Tag Archives: sriracha

WEEKEND CHEF! Hot Wings With Festive Rice (serves 4)

 I married a man who can’t cook but always wished he had learned the basics early on. Everything is so much harder to grasp when you are older (you know, like learning Japanese or ice skating!). Well, I am determined that this doesn’t happen to my kids, at least when it comes to cooking. It would be sinful not to teach them a little of what I have learned over the years, and keeping children out of the kitchen because they make a mess is a poor excuse when you think that one day they could make a dinner like the one my 14-year-old son made for us all this weekend!

Chef Special

Chef Special

Granted he needed a nudge to get going, and he thought because he had watched me for so long he would magically be able to dice an onion into minute uniform squares. He soon realized the only way to learn is by doing it over and over again. My two children have always helped doing “jobs” in the kitchen (my son’s favorite being to chop herbs to a fine powder!), but the other night when I looked at my son as he towered above me I had this vision of him four short years from now in some college wondering how to make good basic dishes to sustain him – panic!

The inspiration

The inspiration (The Sriracha Cookbook)

The two of them certainly know a lot about food and they know how most basic dishes are made (stews, curries, noodle dishes, sauces, stocks, soups etc), but this year I want my son to be our Weekend Chef. This past Saturday his job was to grab any cookbook magazine or food idea, tell me what it was and I would give him free reign in the kitchen (with me of course hovering to impart any wisdom I might want to force upon him).
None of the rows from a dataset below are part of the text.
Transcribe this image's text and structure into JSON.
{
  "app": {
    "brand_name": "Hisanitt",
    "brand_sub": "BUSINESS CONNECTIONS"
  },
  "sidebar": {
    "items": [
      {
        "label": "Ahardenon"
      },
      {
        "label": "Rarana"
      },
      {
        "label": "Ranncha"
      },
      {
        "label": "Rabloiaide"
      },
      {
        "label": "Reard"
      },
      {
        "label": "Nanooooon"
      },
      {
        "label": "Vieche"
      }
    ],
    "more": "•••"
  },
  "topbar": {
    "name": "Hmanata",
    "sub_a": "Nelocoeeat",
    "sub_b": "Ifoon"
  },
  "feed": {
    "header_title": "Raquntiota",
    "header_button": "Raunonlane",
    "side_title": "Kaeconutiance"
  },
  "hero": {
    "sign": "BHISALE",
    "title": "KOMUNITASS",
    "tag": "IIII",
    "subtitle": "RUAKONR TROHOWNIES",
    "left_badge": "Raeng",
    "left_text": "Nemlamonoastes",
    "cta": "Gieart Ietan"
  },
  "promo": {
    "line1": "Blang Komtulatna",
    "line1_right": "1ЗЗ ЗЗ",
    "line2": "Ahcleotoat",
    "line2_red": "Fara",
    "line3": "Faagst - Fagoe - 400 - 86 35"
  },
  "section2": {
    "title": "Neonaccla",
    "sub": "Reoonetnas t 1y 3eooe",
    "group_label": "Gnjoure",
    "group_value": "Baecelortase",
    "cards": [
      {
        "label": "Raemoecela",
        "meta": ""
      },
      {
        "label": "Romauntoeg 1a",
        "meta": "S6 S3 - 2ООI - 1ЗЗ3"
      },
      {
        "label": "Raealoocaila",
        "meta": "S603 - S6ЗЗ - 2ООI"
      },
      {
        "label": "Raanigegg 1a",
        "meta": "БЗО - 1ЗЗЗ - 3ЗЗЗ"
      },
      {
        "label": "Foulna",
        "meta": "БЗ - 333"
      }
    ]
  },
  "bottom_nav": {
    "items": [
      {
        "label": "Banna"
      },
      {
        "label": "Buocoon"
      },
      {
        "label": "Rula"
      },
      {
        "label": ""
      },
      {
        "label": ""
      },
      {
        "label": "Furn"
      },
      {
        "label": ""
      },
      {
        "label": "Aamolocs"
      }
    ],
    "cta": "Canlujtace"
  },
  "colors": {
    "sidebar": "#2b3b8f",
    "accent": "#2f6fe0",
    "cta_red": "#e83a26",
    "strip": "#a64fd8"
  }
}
He loves Asian flavors (and sriracha hot sauce) and decided on Hot Wings from a new cookbook (present for my husband which he will probably never open!) and a rice dish I make variations on quite a bit.
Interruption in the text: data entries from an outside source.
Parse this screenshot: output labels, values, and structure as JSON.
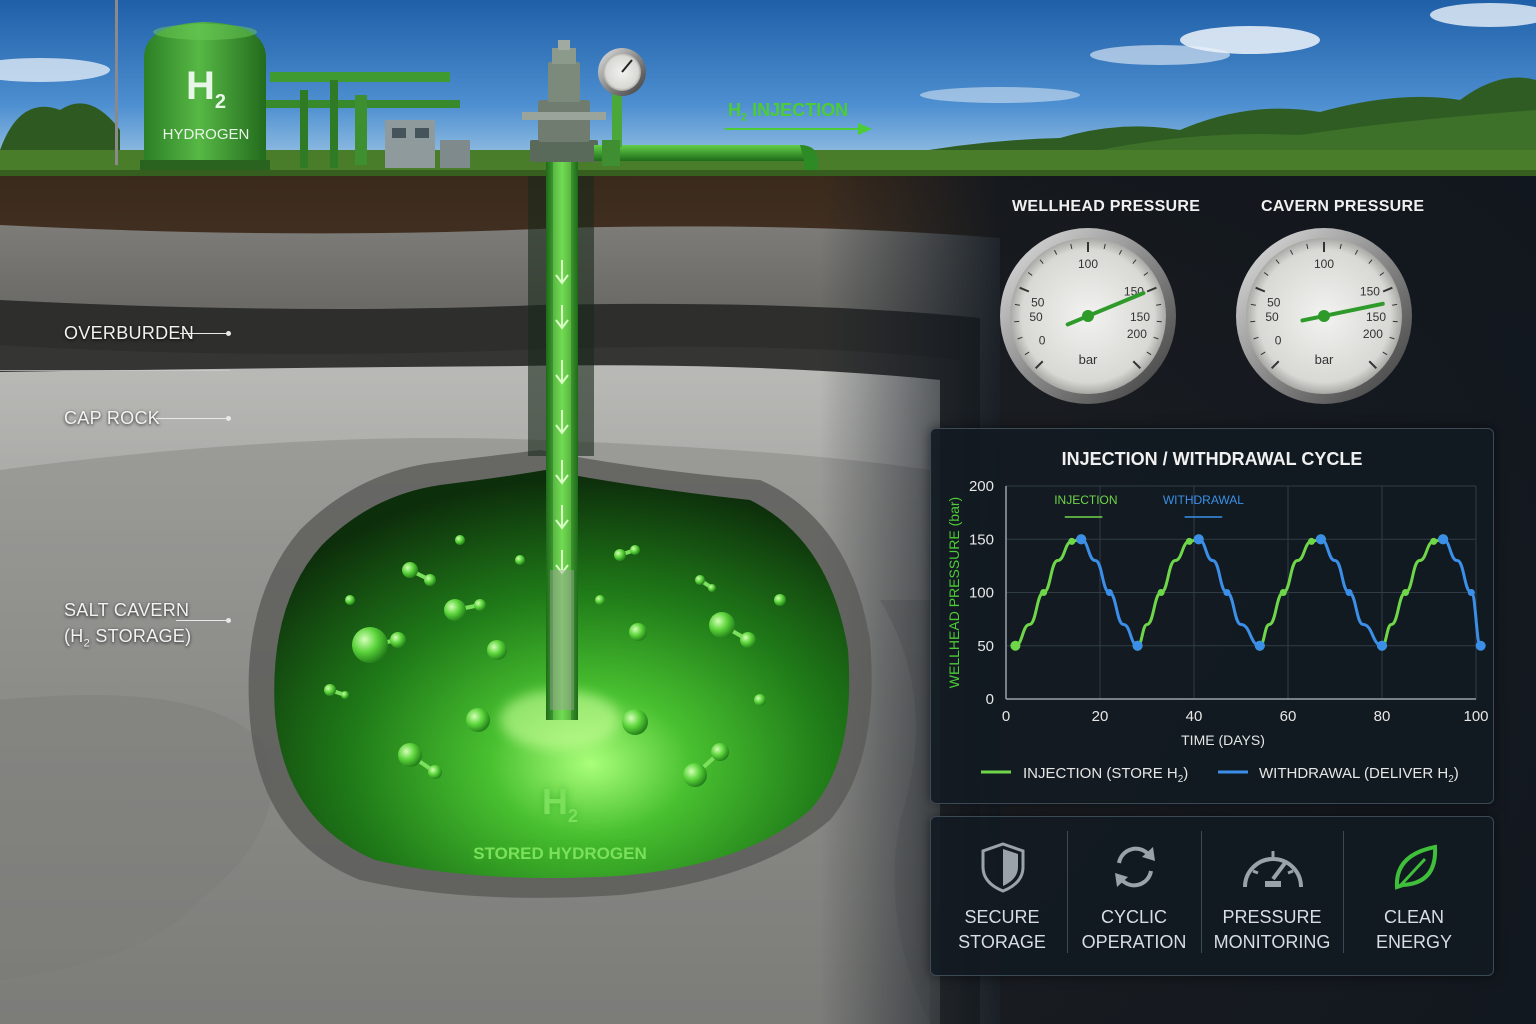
{
  "tank": {
    "formula": "H",
    "formula_sub": "2",
    "name": "HYDROGEN"
  },
  "injection_label": {
    "prefix": "H",
    "sub": "2",
    "text": " INJECTION"
  },
  "layers": {
    "overburden": "OVERBURDEN",
    "cap_rock": "CAP ROCK",
    "salt_cavern_line1": "SALT CAVERN",
    "salt_cavern_line2_pre": "(H",
    "salt_cavern_line2_sub": "2",
    "salt_cavern_line2_post": " STORAGE)"
  },
  "cavern": {
    "formula": "H",
    "formula_sub": "2",
    "caption": "STORED HYDROGEN"
  },
  "gauges": {
    "wellhead": {
      "title": "WELLHEAD PRESSURE",
      "unit": "bar",
      "value": 150,
      "ticks": [
        "0",
        "50",
        "100",
        "150",
        "200"
      ],
      "inner_ticks": [
        "50",
        "150"
      ]
    },
    "cavern": {
      "title": "CAVERN PRESSURE",
      "unit": "bar",
      "value": 158,
      "ticks": [
        "0",
        "50",
        "100",
        "150",
        "200"
      ],
      "inner_ticks": [
        "50",
        "150"
      ]
    }
  },
  "chart_data": {
    "type": "line",
    "title": "INJECTION / WITHDRAWAL CYCLE",
    "xlabel": "TIME (DAYS)",
    "ylabel": "WELLHEAD PRESSURE (bar)",
    "xlim": [
      0,
      100
    ],
    "ylim": [
      0,
      200
    ],
    "xticks": [
      0,
      20,
      40,
      60,
      80,
      100
    ],
    "yticks": [
      0,
      50,
      100,
      150,
      200
    ],
    "annotations": [
      {
        "text": "INJECTION",
        "color": "#6fd64a"
      },
      {
        "text": "WITHDRAWAL",
        "color": "#3b8fe8"
      }
    ],
    "legend": {
      "placement": "bottom",
      "injection": {
        "pre": "INJECTION (STORE H",
        "sub": "2",
        "post": ")"
      },
      "withdrawal": {
        "pre": "WITHDRAWAL (DELIVER H",
        "sub": "2",
        "post": ")"
      }
    },
    "series": [
      {
        "name": "INJECTION (STORE H2)",
        "color": "#6fd64a",
        "segments": [
          {
            "x": [
              2,
              5,
              8,
              11,
              14,
              16
            ],
            "y": [
              50,
              70,
              100,
              130,
              148,
              150
            ]
          },
          {
            "x": [
              28,
              30,
              33,
              36,
              39,
              41
            ],
            "y": [
              50,
              70,
              100,
              130,
              148,
              150
            ]
          },
          {
            "x": [
              54,
              56,
              59,
              62,
              65,
              67
            ],
            "y": [
              50,
              70,
              100,
              130,
              148,
              150
            ]
          },
          {
            "x": [
              80,
              82,
              85,
              88,
              91,
              93
            ],
            "y": [
              50,
              70,
              100,
              130,
              148,
              150
            ]
          }
        ]
      },
      {
        "name": "WITHDRAWAL (DELIVER H2)",
        "color": "#3b8fe8",
        "segments": [
          {
            "x": [
              16,
              19,
              22,
              25,
              28
            ],
            "y": [
              150,
              130,
              100,
              70,
              50
            ]
          },
          {
            "x": [
              41,
              44,
              47,
              50,
              54
            ],
            "y": [
              150,
              130,
              100,
              70,
              50
            ]
          },
          {
            "x": [
              67,
              70,
              73,
              76,
              80
            ],
            "y": [
              150,
              130,
              100,
              70,
              50
            ]
          },
          {
            "x": [
              93,
              96,
              99,
              101
            ],
            "y": [
              150,
              130,
              100,
              50
            ]
          }
        ]
      }
    ]
  },
  "features": [
    {
      "icon": "shield-icon",
      "line1": "SECURE",
      "line2": "STORAGE"
    },
    {
      "icon": "cycle-icon",
      "line1": "CYCLIC",
      "line2": "OPERATION"
    },
    {
      "icon": "gauge-icon",
      "line1": "PRESSURE",
      "line2": "MONITORING"
    },
    {
      "icon": "leaf-icon",
      "line1": "CLEAN",
      "line2": "ENERGY"
    }
  ]
}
Squeezing lime juice into his sauce (He told me it was “harder than it looked” – “isn’t everything!” was my reply.

He did an amazing job and from watching him I am pretty confident that in the next few months he will be slicing and dicing better than me. He was very specific about his rice and when he tasted it, he only added a little mirin to the end result because he wanted a little “sweetness to balance the fire from the Hot Wings Sauce” We didn’t fry the wings as in the recipe. I think it is a tad dangerous and the risk of crisping them up too much was a factor. He argued that cooking them in the oven would not get the same effect but then seeing the result was happy enough with the crisp skin. I also told him the quantity of sauce was way too much for the amount of wings so he halved the recipe (again arguing with me) and it turned out to be an ample amount of sauce for everyone. He’s already learning that cookbooks should be a guide-book not a Bible.

Last night (as I cooked dinner) he came by to help - see, it's working already!

Last night (as I cooked dinner) he came by to help – see, it’s working already!

He tried to be cool about the whole “making dinner” thing but when we all thanked and complimented him he got to feel the pride and satisfaction that comes with doing something for someone besides yourself. There will be star meals and bombs made over the next year of Saturdays, but I can’t wait for each and every one.


Hassle-Free Wings:

3 lbs chicken wings – tips removed (demo picture below)

2 tbs olive oil

1 tsp salt


Preheat oven 400*

1 – Prep wings (see picture below) and place in big bowl with oil and salt. Mix everything together to coat the wings with oil.


Take a wing, chop off the tip (discard or keep to use in a homemade stock). Cut the rest of the wing in two. you’ll get the hang of it after a couple of tries.

2 – Place a cooling rack or some sort of oven rack into a baking tray (it will keep the wings separated from the dripping fat) and add the wings in an even layer. Place in oven for between 40 to 50 minutes, or until the wings look nice and crispy.

place wings on rack

place wings on rack

Remove to a bowl and coat with half of the hot sauce (recipe follows)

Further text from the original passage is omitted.